Ulfa tidak menampik adanya kemungkinan limbah medis itu lolos dari pantauan saat diangkut truk sampah dari berbagai TPS di Kota Bekasi. Sebab, meski saat tiba di TPA ada penimbangan berat sampah, tidak semua sampah diperiksa detail oleh petugas.
”Saya mengharapkan kepada semua sopir yang datang untuk menyortir barang-barang yang masuk ke dalam TPA. Di TPA ada timbangan untuk mengetahui volume dan jenis sampah. Tetapi, memang tidak semua sampah diketahui oleh TPA,” katanya.
Wali Kota Bekasi Rahmat Effendi menambahkan, sampah di Sumur Batu merupakan sampah yang dikelola Dinas Lingkungan Hidup Kota Bekasi. Namun, limbah medis itu, terutama masker, bisa saja berasal dari warga biasa.
”Yang kami khawatirkan itu masker bekas yang dipakai tim survei untuk mengecek orang dalam pemantauan, pasien dalam pengawasan. Mestinya harus ada penghancuran menggunakan insinerator,” kata Rahmat.
Rahmat menambahkan, Kota Bekasi tidak memiliki fasilitas pemrosesan akhir limbah medis. Jadi, selama ini Pemerintah Kota Bekasi bekerja sama dengan pengelola pemusnahan limbah medis di Kabupaten Karawang.
Ketua DPRD Kota Bekasi Choiruman Juwono Putro, dihubungi secara terpisah, mendesak Pemerintah Kota Bekasi mengusut tuntas pembuang limbah medis itu. Sebab, sejak awal, Gugus Tugas Covid-19 Kota Bekasi sudah mengingatkan potensi meningkatnya sampah medis di masa pandemi Covid-19.
”Limbah medis ini bukan hanya dari fasilitas kesehatan, melainkan juga dari masyarakat. Jadi, potensi munculnya limbah medis di masyarakat itu pasti meningkat,” katanya.
Limbah medis ini bukan hanya dari fasilitas kesehatan, melainkan juga dari masyarakat. Jadi, potensi munculnya limbah medis di masyarakat itu pasti meningkat. (Choiruman Juwono Putro)

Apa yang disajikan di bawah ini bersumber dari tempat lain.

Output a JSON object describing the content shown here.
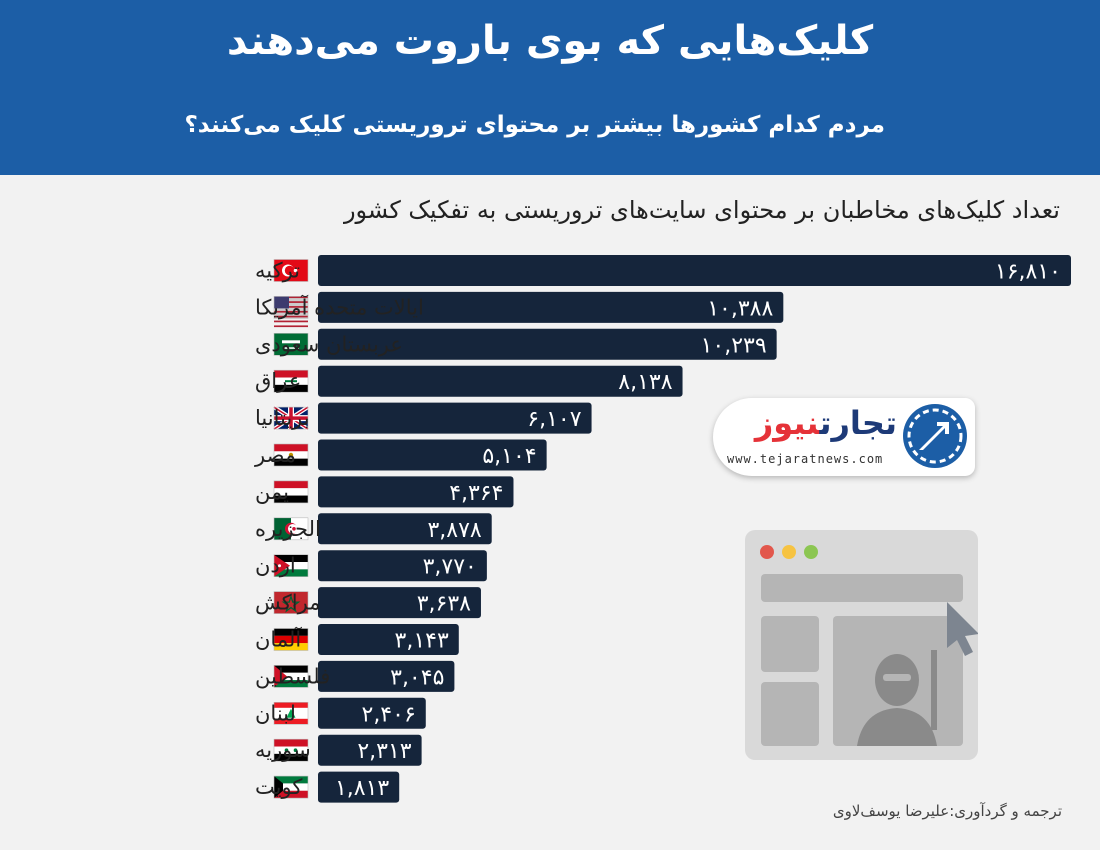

Choiruman mendesak Dinas Kesehatan Kota Bekasi untuk memantau rumah sakit, klinik, dan puskesmas untuk mengawasi proses pengelolaan limbah medis. Limbah dari berbagai fasilitas kesehatan itu harus masuk dalam kategori bahan beracun dan berbahaya (B3) yang membutuhkan proses pengelolaan khusus.
”Harus ditelusuri juga dari mana limbah medis di TPA itu muncul. Dan, jika ditemukan pelaku pembuangannya, harus dijatuhi sanksi,” ujarnya.